Rising costs cripple faith-based housing efforts

By Alexandra Alter
aalter@MiamiHerald.com

Soaring real estate prices, competition for land, shrinking grants for faith-based housing projects and the rising costs of construction have nearly crippled efforts by South Florida churches to boost home ownership among low-income residents.

''It's getting more difficult every day,'' said Luis Azan, executive director of the Nehemiah Project of Homestead Inc., a Mennonite church-affiliated group founded in 1992 to rebuild damaged homes after Hurricane Andrew.

``We're here to help with affordable housing, but we can't do it because of the high price of construction and land. It's getting pretty ugly.''

The Nehemiah Project, named after the Biblical figure who rebuilt Jerusalem in the fifth century B.C., has reconstructed 80 single-family homes in Florida City. By offsetting construction costs with government grants and free labor from church volunteers, the group was able to sell four-bedroom homes for $160,000 each, Azan said. Similar new homes in the area are selling for more than $400,000.
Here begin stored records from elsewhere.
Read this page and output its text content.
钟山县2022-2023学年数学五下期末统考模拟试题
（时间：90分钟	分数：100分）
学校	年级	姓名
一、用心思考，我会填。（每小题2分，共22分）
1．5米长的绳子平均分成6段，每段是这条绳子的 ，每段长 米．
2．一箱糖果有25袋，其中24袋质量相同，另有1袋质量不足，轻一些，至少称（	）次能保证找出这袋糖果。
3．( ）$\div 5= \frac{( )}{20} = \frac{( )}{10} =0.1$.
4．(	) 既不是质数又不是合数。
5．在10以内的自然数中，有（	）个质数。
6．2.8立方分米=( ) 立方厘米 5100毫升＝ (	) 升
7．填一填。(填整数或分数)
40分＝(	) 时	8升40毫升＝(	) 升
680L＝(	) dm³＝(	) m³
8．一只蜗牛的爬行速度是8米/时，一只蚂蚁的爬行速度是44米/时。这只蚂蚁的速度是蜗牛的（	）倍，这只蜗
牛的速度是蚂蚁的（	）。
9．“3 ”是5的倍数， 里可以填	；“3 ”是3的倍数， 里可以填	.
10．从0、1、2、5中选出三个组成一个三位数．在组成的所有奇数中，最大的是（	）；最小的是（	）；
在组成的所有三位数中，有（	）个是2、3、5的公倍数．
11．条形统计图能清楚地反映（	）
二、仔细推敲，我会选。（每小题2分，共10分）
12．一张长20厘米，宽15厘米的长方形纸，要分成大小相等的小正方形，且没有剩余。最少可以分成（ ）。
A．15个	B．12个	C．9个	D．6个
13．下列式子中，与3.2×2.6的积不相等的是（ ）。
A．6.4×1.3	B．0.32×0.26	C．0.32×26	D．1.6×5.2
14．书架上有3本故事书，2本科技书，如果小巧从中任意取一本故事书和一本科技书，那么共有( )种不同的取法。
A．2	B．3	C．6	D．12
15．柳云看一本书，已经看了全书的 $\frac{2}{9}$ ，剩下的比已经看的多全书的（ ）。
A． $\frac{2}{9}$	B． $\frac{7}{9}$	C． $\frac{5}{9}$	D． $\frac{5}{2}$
But recently, the major source of Nehemiah's grant money has all but dried up, Azan said. The group received just $20,000 in Miami-Dade County grants this year, compared to an average of $100,000 in previous years.

As one of several faith-based housing developers in South Florida, the Nehemiah project's plight is not unusual. Community activists say faith-based groups have been overwhelmed by the rising demand for low-income housing at a time when many of them can no longer compete with commercial developers for land and building contracts.

''Community development corporations aren't producing units fast enough,'' said Aaron Dorfman, executive director of People Acting for Community Together, a faith-based coalition of 38 South Florida congregations, schools and community groups.

``You can't just rely on the faith-based community to do that which the private sector and government ought to be doing. It just isn't going to work.''

QUALIFIED BUYER

Belinda Floyd, 54, a secretary with Mount Bethel Human Services in Fort Lauderdale, turned to a faith-based group after struggling to save for a home on an annual salary of $26,000. The city of Fort Lauderdale referred her to New Visions CDC, a faith-based group in Fort Lauderdale with home buyer education classes and several affordable housing projects in Broward.

Through the church-based program, Floyd qualified to buy one of 19 houses in Roosevelt Gardens, developed by New Visions in conjunction with Lennar Homes, a private developer. The houses cost between $130,000 and $200,000.

Floyd, who now lives in a rented apartment with her 76-year-old mother, picked a corner lot and applied for county subsidies to defray the down payment with the help of the church. She plans to move into the three-bedroom house in October, if the county grants come through.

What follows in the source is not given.